Les investigations qui ont porté sur les défaillances liées aux agissements du NSU ont abouti à un certain nombre de recommandations, mises en œuvre par les organes allemands chargés de l’application des lois. Toutefois, ces initiatives n’ont pas permis de répondre à cette question cruciale : le racisme au sein des institutions étatiques contribue-t-il au fait que des crimes qui semblent motivés par le racisme ne sont pas considérés et répertoriés comme tels et ne donnent pas lieu à des enquêtes adéquates ?

Abdurrahman, de nationalité turque, a été très grièvement blessé quand il a été attaqué par un groupe de neuf hommes alors qu’il fermait son commerce à la gare de Bernbourg, en septembre 2013.

Selon son témoignage et ceux de son associé et d’un ami qui était présent lors des faits, les policiers ont rendu aux agresseurs un élément de preuve essentiel – une pompe à air – qui avait été utilisé pendant cette attaque. Lors du procès, les motivations racistes n’ont pas été pleinement prises en compte et l’absence d’éléments de preuve a permis de renforcer l’argumentation du groupe, qui affirmait avoir agi en partie en état de légitime défense.
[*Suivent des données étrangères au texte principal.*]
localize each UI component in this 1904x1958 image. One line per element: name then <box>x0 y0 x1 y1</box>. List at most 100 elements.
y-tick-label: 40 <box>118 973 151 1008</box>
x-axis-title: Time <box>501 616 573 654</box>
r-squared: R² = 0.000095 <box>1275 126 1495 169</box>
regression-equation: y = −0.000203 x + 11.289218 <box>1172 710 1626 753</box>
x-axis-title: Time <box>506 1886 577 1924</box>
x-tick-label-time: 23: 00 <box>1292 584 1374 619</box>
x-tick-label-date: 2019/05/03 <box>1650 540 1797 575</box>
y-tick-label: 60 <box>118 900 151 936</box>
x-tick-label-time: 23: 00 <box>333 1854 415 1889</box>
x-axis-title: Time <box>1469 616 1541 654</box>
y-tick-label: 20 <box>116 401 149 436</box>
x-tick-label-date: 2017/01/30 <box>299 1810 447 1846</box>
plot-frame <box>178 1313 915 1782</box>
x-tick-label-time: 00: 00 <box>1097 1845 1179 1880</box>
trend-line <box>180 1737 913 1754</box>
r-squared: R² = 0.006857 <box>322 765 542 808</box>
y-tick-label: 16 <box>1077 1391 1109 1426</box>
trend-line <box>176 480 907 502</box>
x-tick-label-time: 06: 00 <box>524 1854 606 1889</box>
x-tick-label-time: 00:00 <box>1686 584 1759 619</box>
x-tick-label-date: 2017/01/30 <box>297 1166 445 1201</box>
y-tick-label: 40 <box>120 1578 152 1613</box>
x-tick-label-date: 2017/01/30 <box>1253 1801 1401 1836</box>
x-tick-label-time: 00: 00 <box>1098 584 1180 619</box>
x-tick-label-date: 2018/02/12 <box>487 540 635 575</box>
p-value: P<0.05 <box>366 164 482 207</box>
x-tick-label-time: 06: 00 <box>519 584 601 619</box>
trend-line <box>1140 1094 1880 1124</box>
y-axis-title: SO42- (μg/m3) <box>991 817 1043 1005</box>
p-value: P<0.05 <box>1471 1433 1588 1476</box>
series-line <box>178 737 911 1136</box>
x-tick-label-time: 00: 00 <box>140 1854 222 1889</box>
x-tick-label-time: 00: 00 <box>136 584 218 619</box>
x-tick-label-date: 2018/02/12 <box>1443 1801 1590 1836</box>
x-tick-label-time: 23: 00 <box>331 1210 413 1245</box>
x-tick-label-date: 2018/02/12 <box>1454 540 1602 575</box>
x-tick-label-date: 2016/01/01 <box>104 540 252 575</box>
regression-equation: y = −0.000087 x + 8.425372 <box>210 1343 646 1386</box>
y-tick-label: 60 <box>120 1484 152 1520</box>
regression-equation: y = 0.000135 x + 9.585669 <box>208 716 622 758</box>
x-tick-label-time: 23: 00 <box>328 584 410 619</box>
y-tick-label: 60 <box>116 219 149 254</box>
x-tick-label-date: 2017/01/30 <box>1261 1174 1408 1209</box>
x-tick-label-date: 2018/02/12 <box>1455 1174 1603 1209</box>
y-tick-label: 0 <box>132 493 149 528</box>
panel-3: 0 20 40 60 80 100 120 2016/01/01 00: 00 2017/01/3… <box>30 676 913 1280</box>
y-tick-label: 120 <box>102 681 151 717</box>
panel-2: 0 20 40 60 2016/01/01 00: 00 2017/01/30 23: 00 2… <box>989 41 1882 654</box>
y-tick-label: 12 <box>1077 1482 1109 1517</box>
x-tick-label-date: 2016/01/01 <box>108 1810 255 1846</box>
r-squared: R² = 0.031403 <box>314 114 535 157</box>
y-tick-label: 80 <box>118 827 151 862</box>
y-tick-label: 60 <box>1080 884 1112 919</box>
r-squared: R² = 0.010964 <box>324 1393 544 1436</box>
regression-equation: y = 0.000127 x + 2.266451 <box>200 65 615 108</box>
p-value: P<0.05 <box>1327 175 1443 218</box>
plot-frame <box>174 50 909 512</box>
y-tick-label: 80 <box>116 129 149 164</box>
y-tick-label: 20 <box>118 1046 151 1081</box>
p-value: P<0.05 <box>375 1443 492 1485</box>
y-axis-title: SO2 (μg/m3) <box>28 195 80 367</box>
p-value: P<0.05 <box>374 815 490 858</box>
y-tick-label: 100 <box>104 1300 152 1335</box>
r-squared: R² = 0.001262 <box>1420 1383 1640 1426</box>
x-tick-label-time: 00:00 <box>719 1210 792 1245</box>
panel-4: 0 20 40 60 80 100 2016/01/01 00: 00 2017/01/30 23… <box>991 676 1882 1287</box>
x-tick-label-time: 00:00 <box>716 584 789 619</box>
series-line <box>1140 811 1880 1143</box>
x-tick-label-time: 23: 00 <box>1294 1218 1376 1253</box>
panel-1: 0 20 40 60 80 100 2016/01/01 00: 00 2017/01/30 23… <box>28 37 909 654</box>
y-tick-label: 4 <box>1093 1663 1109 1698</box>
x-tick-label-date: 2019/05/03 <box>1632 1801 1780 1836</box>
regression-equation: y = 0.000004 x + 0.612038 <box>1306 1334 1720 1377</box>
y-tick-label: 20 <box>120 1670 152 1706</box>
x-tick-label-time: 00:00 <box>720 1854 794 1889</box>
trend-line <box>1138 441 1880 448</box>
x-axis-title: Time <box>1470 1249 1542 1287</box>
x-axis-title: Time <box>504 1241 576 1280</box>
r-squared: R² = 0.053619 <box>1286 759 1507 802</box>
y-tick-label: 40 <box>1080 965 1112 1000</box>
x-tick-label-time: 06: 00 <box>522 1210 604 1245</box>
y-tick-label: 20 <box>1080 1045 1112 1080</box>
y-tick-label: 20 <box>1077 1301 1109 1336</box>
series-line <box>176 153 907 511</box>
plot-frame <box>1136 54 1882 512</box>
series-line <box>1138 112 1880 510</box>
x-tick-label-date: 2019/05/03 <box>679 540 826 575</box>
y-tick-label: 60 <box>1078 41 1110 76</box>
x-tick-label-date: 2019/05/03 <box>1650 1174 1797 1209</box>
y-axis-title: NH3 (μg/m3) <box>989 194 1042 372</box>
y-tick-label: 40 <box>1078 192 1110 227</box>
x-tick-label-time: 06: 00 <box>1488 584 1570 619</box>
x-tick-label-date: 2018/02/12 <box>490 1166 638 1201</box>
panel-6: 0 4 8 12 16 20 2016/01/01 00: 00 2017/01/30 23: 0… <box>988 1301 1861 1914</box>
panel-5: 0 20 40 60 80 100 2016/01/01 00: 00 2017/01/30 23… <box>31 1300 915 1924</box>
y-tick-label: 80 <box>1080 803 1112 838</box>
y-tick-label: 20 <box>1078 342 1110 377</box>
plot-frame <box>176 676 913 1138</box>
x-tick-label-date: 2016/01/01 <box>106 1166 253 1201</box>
Certains de ces dysfonctionnements résultent du système complexe de classification et de collecte des informations sur les crimes motivés par des considérations politiques, qui incluent les crimes de haine.

Ce système a institué, consciemment ou non, des conditions particulièrement exigeantes qui doivent être remplies pour qu’un crime raciste puisse être répertorié et traité comme tel. Toute infraction pénale considérée comme ayant été motivée par le racisme – par la victime ou une autre personne – devrait être classée en tant que crime de haine par la police.

« De nombreux indices pointent vers l’existence d’un racisme institutionnel au sein des organes allemands chargés de l’application des lois. Ce problème a besoin d’être exposé, et résolu : les organes chargés de l’application des lois ne pourront pas faire de progrès en matière de lutte contre les crimes racistes tant qu’ils ne seront pas prêts à examiner leurs propres comportements. »

«  Le temps n’est plus à la complaisance : les organes chargés de l’application des lois doivent au contraire porter sur eux-mêmes un regard critique. Il est urgent qu’une enquête indépendante et publique soit ouverte pour examiner les investigations qui ont porté sur les meurtres imputés au NSU, et pour déterminer dans quelle mesure le racisme institutionnel contribue au fait que les organes chargés de l’application des lois ne combattent pas efficacement les crimes racistes », a déclaré Marco Perolini.